"Données en vie réelle" : intérêt à préciser

Les "données en vie réelle", générées à l'occasion des soins, sont souvent présentées comme un enjeu majeur pour la qualité des soins (a)(1). Elles sont utilisées pour le suivi des traitements. Depuis quelques années, elles sont même promues à l'appui de demandes d'autorisation de mise sur le marché (AMM) de médicaments. Début 2022, quel est leur intérêt dans ce contexte ?

Des études de qualité insuffisante

Une équipe internationale a étudié la qualité d'études en vie réelle et comparé leurs résultats à ceux d'essais cliniques randomisés portant sur les mêmes médicaments (2). Sur les 50 médicaments antitumoraux autorisés entre 2010 et 2015 par les agences européenne et étatsunienne du médicament (EMA et FDA) dans des tumeurs solides (pour un total de 57 indications), ces chercheurs ont recensé 293 études en vie réelle pour 45 indications (2). Seules 6 études étaient basées sur des registres nationaux du cancer ; 112 émanaient d'un seul centre de soins ; 242 étaient rétrospectives ; 103 portaient sur moins de 50 patients (2).
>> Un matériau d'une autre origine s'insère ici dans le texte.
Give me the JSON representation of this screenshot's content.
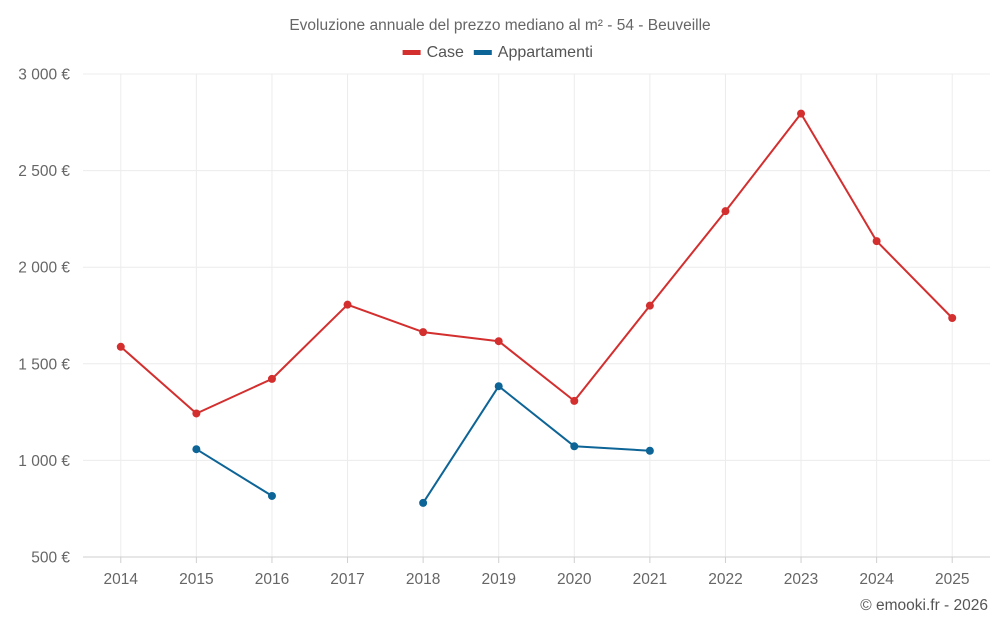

Selon le score dit de Newcastle Ottawa évaluant la qualité des études de cohorte, 230 études étaient de qualité médiocre (78 %) et 63 étaient de qualité moyenne (22 %). Les principales limites de ces études concernaient la sélection des patients, l'évaluation et le contrôle des facteurs de confusion, et la rigueur de l'évaluation des critères d'évaluation (2).

De grands écarts par rapport aux essais

Les chercheurs ont comparé les médianes de survie globale obtenues dans les études en vie réelle à celles issues de l'essai clinique principal sur lequel reposait chaque AMM. La comparaison a pu être faite entre 224 études et 37 essais cliniques, pour des médicaments évalués selon des protocoles thérapeutiques proches. Les différences observées étaient très variables, allant de -32 mois à +21 mois. 63 % des études en vie réelle concluaient à des gains de survie inférieurs à ceux des essais. Les études de moins bonne qualité montraient des survies plus longues que dans les essais correspondants (2).

Les auteurs ont conclu que les études en vie réelle sont de qualité insuffisante pour être utilisées à l'appui de décisions d'AMM ou de remboursement. Et que souvent les bénéfices observés dans les essais cliniques ne se retrouvent pas dans les études en vie réelle (2).

Selon l'EMA aussi, la valeur de preuve des études en vie réelle reste à préciser

Une équipe de l'EMA a recherché les études en vie réelle présentes dans les 158 dossiers de demande d'AMM déposés auprès de l'EMA en 2018 et 2019 (3). De telles études ont été retrouvées dans 63 dossiers, dont 20 en pré-AMM, parmi lesquels 25 % en tant qu'élément de preuve principal (3). Mais des cadres de l'EMA reconnaissent que la valeur de preuve des études en vie réelle reste à établir, et qu'ils y travaillent (4). Louable objectif, surtout quand ces études sont d'ores et déjà prises en compte par l'EMA elle-même en appui à certaines AMM.

©Prescrire

Notes

a- Les données dites en vie réelle peuvent être extraites des dossiers informatisés de patients, de registres, d'études observationnelles, d'objets connectés, d'internet, etc. Elles ont l'avantage de porter sur des patients non sélectionnés et sont utiles pour identifier des effets indésirables rares, documenter une efficacité à long terme, etc. Elles ont l'inconvénient de ne pas être randomisées, ce qui biaise largement les comparaisons entre groupes étudiés (réf. 1).

Extraits de la veille documentaire Prescrire

1- Bégaud B et coll. "Les données de vie réelle, un enjeu majeur pour la qualité des soins et la régulation du système de santé - L'exemple du médicament" Rapport au Ministre de la santé 2017 : 105 pages.

2- Boyle JM et coll. "Real-world outcomes associated whit new cancer medicines approved by the Food and Drug Administration and European Medicines Agency : a retrospective cohort study" Eur J Cancer 2021 ; 155 : 136-144.

3- Flynn R et coll. "Marketing authorization applications made to the European medicines agency in 2018-2019 : what was the contribution of real-world evidence ?" Clin Pharmacol Ther 2022 ; 111 (1) : 90-97.

4- Arlett P et coll. "Real-world evidence in EU medicines regulation : enabling use and establishing value" Clin Pharmacol Ther 2021 ; 111 (1) : 21-23.